On 03/02/2015 5.37, Ehlert, Mark K. wrote:
> “Make additions to access points if needed to distinguish the access point for a work:  from one that is the same or similar but represents a different work or  from one that represents a person, family, corporate body, or place.”
I don’t catalog in RDA, but does this mean that if I have a book of the paintings of Vincent van Gogh, and the title is “Vincent van Gogh”, that I must distinguish the book from his heading?
Does van Gogh have to be main entry? So, if there is a book by John Smith titled “Vincent van Gogh” does it have to be distinguished from a book with van Gogh as ME?

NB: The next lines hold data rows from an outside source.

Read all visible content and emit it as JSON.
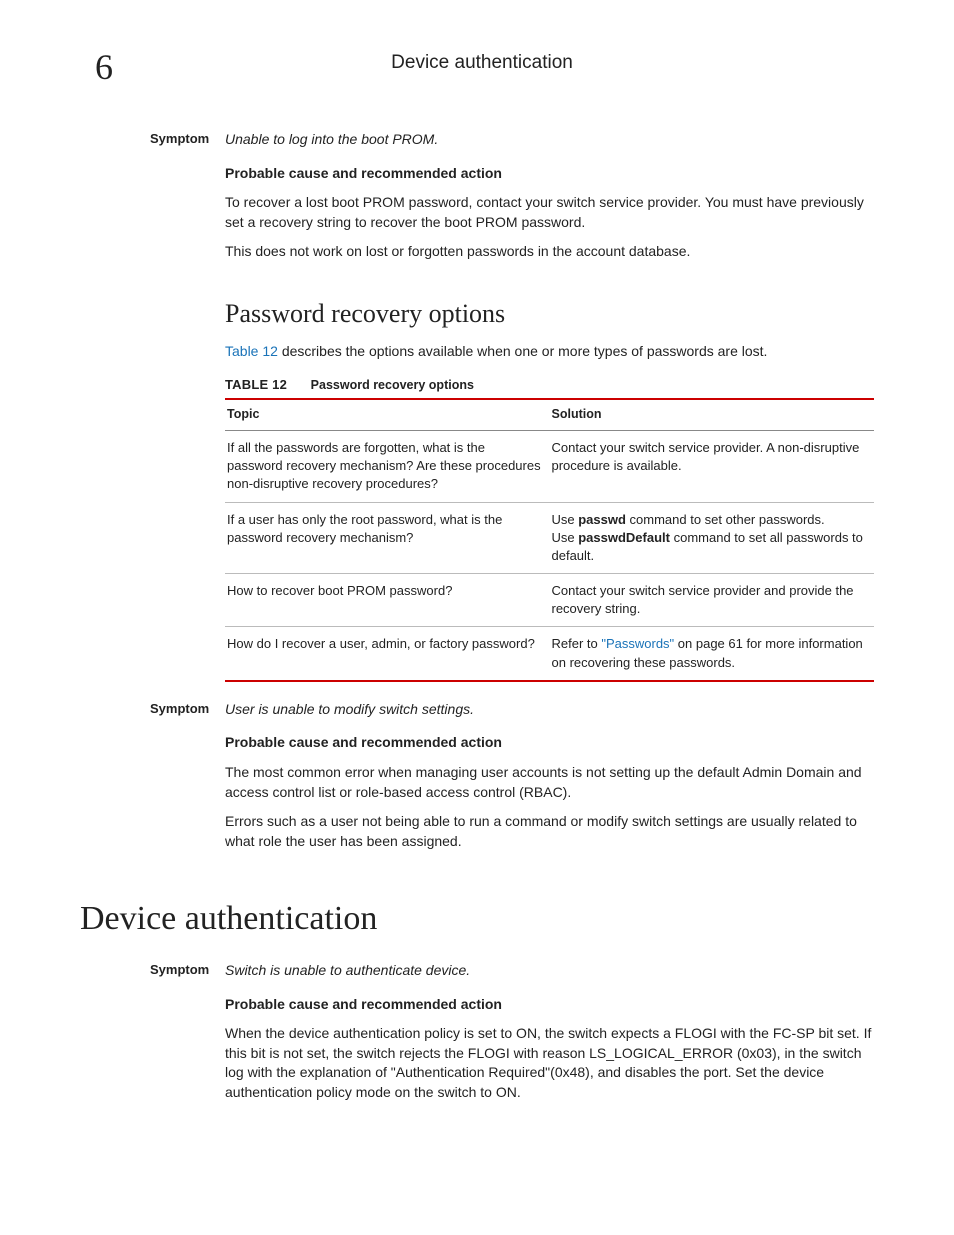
{
  "header": {
    "chapter_number": "6",
    "running_title": "Device authentication"
  },
  "symptom1": {
    "label": "Symptom",
    "text": "Unable to log into the boot PROM.",
    "subhead": "Probable cause and recommended action",
    "para1": "To recover a lost boot PROM password, contact your switch service provider. You must have previously set a recovery string to recover the boot PROM password.",
    "para2": "This does not work on lost or forgotten passwords in the account database."
  },
  "section_recovery": {
    "title": "Password recovery options",
    "intro_link": "Table 12",
    "intro_rest": " describes the options available when one or more types of passwords are lost.",
    "table_label": "TABLE 12",
    "table_title": "Password recovery options",
    "th_topic": "Topic",
    "th_solution": "Solution",
    "rows": [
      {
        "topic": "If all the passwords are forgotten, what is the password recovery mechanism? Are these procedures non-disruptive recovery procedures?",
        "solution_plain": "Contact your switch service provider. A non-disruptive procedure is available."
      },
      {
        "topic": "If a user has only the root password, what is the password recovery mechanism?",
        "solution_l1_a": "Use ",
        "solution_l1_cmd": "passwd",
        "solution_l1_b": " command to set other passwords.",
        "solution_l2_a": "Use ",
        "solution_l2_cmd": "passwdDefault",
        "solution_l2_b": " command to set all passwords to default."
      },
      {
        "topic": "How to recover boot PROM password?",
        "solution_plain": "Contact your switch service provider and provide the recovery string."
      },
      {
        "topic": "How do I recover a user, admin, or factory password?",
        "solution_a": "Refer to ",
        "solution_link": "\"Passwords\"",
        "solution_b": " on page 61 for more information on recovering these passwords."
      }
    ]
  },
  "symptom2": {
    "label": "Symptom",
    "text": "User is unable to modify switch settings.",
    "subhead": "Probable cause and recommended action",
    "para1": "The most common error when managing user accounts is not setting up the default Admin Domain and access control list or role-based access control (RBAC).",
    "para2": "Errors such as a user not being able to run a command or modify switch settings are usually related to what role the user has been assigned."
  },
  "major_section": {
    "title": "Device authentication"
  },
  "symptom3": {
    "label": "Symptom",
    "text": "Switch is unable to authenticate device.",
    "subhead": "Probable cause and recommended action",
    "para1": "When the device authentication policy is set to ON, the switch expects a FLOGI with the FC-SP bit set. If this bit is not set, the switch rejects the FLOGI with reason LS_LOGICAL_ERROR (0x03), in the switch log with the explanation of \"Authentication Required\"(0x48), and disables the port. Set the device authentication policy mode on the switch to ON."
  }
}
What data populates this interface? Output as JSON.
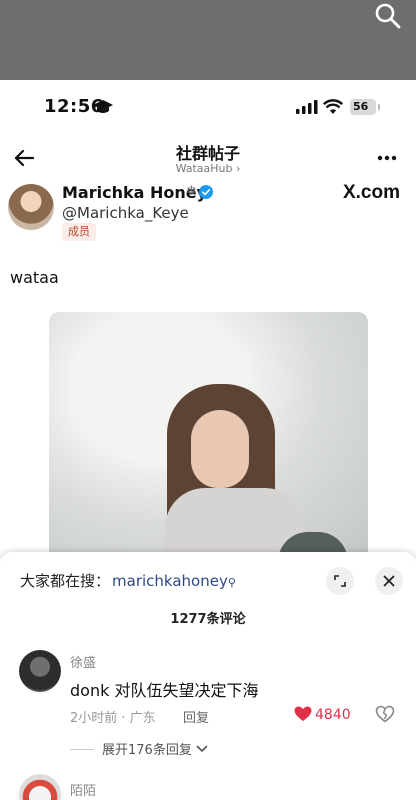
{
  "status": {
    "time": "12:56",
    "battery": "56"
  },
  "nav": {
    "title": "社群帖子",
    "subtitle": "WataaHub ›"
  },
  "author": {
    "name": "Marichka Honey",
    "flake": "❄",
    "handle": "@Marichka_Keye",
    "badge": "成员",
    "source": "X.com"
  },
  "post": {
    "text": "wataa"
  },
  "sheet": {
    "search_prefix": "大家都在搜：",
    "search_term": "marichkahoney",
    "comment_count": "1277条评论"
  },
  "comments": [
    {
      "user": "徐盛",
      "text": "donk 对队伍失望决定下海",
      "time_location": "2小时前 · 广东",
      "reply_label": "回复",
      "likes": "4840",
      "expand_replies": "展开176条回复"
    },
    {
      "user": "陌陌"
    }
  ],
  "colors": {
    "like": "#e0304a",
    "search_term": "#2f4a82",
    "badge_text": "#b44a2e",
    "top_bar": "#6e6e6e"
  }
}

Does it make a difference if the book has his dates, e.g. a title such as “Vincent van Gogh, 1820-1888” (This happens all the time in book titles)
Does the order of the name make a difference? The heading is actually “Gogh, Vincent van, 1820-1888” so would the title have to be precisely “Gogh, Vincent van, 1820-1888” before we have to distinguish them?
As an additional wrinkle, the newest catalogs have a tendency to display headings in natural order instead of surname-comma-forename while not displaying dates, e.g. http://www.worldcat.org/oclc/239654 where van Gogh’s heading displays as “Vincent van Gogh” and does not display the dates, so the title and his heading display exactly the same.
I assume that if there are two books with the same title “Vincent van Gogh” I would have to distinguish them. (Of course, there are lots more than two!)
Does same hold true for books with the title of “Rome” or “Paris” or “New York City”? There are zillions of those.